III.-En cas d’échec de la réémission d’une feuille de soins électronique prévue par la procédure mentionnée au deuxième alinéa du 1° du I du présent article, ou si le professionnel, l’organisme ou l’établissement qui l’a établie n’est pas en mesure, pour une raison indépendante de sa volonté, de transmettre la feuille de soins électronique, l’assuré peut obtenir le remboursement des sommes dues en produisant un duplicata clairement signalé comme tel et conforme au modèle mentionné au deuxième alinéa de l’article R. 161-41 signé du professionnel, de l’organisme ou de l’établissement concerné. Ce duplicata peut aussi être remis directement par le professionnel, l’organisme ou l’établissement à l’organisme servant à l’assuré les prestations d’un régime de base d’assurance maladie selon des modalités fixées par les conventions mentionnées à l’article L. 161-34.
De même, si une feuille de soins utilisant un support papier n’est pas parvenue à l’organisme servant à l’assuré les prestations d’un régime de base d’assurance maladie, l’assuré peut obtenir le remboursement des sommes dues, en produisant dans les conditions mentionnées à l’alinéa précédent un duplicata signé du professionnel, de l’organisme ou de l’établissement concerné.

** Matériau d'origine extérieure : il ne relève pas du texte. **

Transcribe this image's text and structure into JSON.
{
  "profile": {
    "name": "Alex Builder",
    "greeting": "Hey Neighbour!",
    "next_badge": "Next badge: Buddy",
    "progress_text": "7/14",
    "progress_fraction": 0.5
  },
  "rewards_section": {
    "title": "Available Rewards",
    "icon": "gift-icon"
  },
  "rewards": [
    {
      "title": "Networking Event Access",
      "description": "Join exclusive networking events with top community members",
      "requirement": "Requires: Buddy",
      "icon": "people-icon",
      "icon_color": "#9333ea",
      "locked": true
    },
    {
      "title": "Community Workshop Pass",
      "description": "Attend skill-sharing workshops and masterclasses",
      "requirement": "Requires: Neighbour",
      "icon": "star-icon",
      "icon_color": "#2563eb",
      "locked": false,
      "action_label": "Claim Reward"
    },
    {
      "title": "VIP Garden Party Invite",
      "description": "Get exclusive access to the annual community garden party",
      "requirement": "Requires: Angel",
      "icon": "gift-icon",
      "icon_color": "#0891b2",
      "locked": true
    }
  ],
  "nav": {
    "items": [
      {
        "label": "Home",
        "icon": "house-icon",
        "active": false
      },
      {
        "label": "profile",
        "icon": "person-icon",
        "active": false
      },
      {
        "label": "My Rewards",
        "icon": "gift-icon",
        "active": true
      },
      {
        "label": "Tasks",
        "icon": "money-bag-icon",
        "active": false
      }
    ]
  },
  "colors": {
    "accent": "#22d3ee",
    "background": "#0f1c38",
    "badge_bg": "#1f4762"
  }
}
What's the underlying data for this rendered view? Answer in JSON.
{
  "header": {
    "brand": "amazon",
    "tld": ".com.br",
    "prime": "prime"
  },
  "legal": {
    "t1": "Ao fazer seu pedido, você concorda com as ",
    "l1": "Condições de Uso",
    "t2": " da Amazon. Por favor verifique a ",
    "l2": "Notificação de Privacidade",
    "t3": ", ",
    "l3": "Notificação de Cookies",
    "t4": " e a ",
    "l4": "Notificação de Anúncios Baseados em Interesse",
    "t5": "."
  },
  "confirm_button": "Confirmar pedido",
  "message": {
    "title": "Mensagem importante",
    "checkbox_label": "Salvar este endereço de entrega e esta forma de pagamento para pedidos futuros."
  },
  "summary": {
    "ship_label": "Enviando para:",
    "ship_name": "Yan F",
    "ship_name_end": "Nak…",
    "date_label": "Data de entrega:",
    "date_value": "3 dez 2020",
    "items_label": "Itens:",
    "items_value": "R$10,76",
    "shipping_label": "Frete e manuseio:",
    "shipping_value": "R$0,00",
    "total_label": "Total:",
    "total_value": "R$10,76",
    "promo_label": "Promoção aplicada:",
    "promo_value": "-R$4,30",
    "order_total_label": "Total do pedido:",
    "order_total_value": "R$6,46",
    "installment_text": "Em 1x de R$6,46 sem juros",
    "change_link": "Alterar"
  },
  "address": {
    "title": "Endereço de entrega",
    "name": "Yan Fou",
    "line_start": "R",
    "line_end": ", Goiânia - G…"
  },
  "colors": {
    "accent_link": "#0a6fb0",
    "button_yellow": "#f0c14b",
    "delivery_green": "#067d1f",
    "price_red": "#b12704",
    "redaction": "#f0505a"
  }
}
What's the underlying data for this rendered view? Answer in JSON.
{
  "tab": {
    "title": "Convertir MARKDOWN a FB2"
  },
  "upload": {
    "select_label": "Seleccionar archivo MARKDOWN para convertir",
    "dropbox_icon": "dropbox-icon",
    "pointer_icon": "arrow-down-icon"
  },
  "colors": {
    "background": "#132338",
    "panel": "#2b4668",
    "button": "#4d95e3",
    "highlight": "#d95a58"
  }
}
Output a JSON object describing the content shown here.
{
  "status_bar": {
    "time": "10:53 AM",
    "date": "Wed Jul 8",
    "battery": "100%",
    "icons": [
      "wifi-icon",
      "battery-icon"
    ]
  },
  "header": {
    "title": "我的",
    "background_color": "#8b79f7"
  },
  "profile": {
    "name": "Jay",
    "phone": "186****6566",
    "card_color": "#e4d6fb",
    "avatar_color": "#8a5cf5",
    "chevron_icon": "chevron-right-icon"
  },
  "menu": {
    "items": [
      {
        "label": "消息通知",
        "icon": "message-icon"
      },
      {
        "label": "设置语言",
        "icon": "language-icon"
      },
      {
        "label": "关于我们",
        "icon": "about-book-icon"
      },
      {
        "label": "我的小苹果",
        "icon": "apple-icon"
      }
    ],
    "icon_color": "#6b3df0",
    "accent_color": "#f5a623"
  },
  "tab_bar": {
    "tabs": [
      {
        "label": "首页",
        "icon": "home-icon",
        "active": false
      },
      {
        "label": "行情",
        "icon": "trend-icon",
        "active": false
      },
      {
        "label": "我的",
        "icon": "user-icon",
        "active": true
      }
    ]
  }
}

L’assuré ne peut faire valoir ses droits à remboursement au moyen d’une copie électronique que si quinze jours au moins et quatre-vingt-dix jours au plus se sont écoulés depuis la date d’élaboration de la feuille de soins mentionnée au 10° de l’article R. 161-42.
****
La régularité de la procédure d’indu n’est pas contestée par le professionnel de santé.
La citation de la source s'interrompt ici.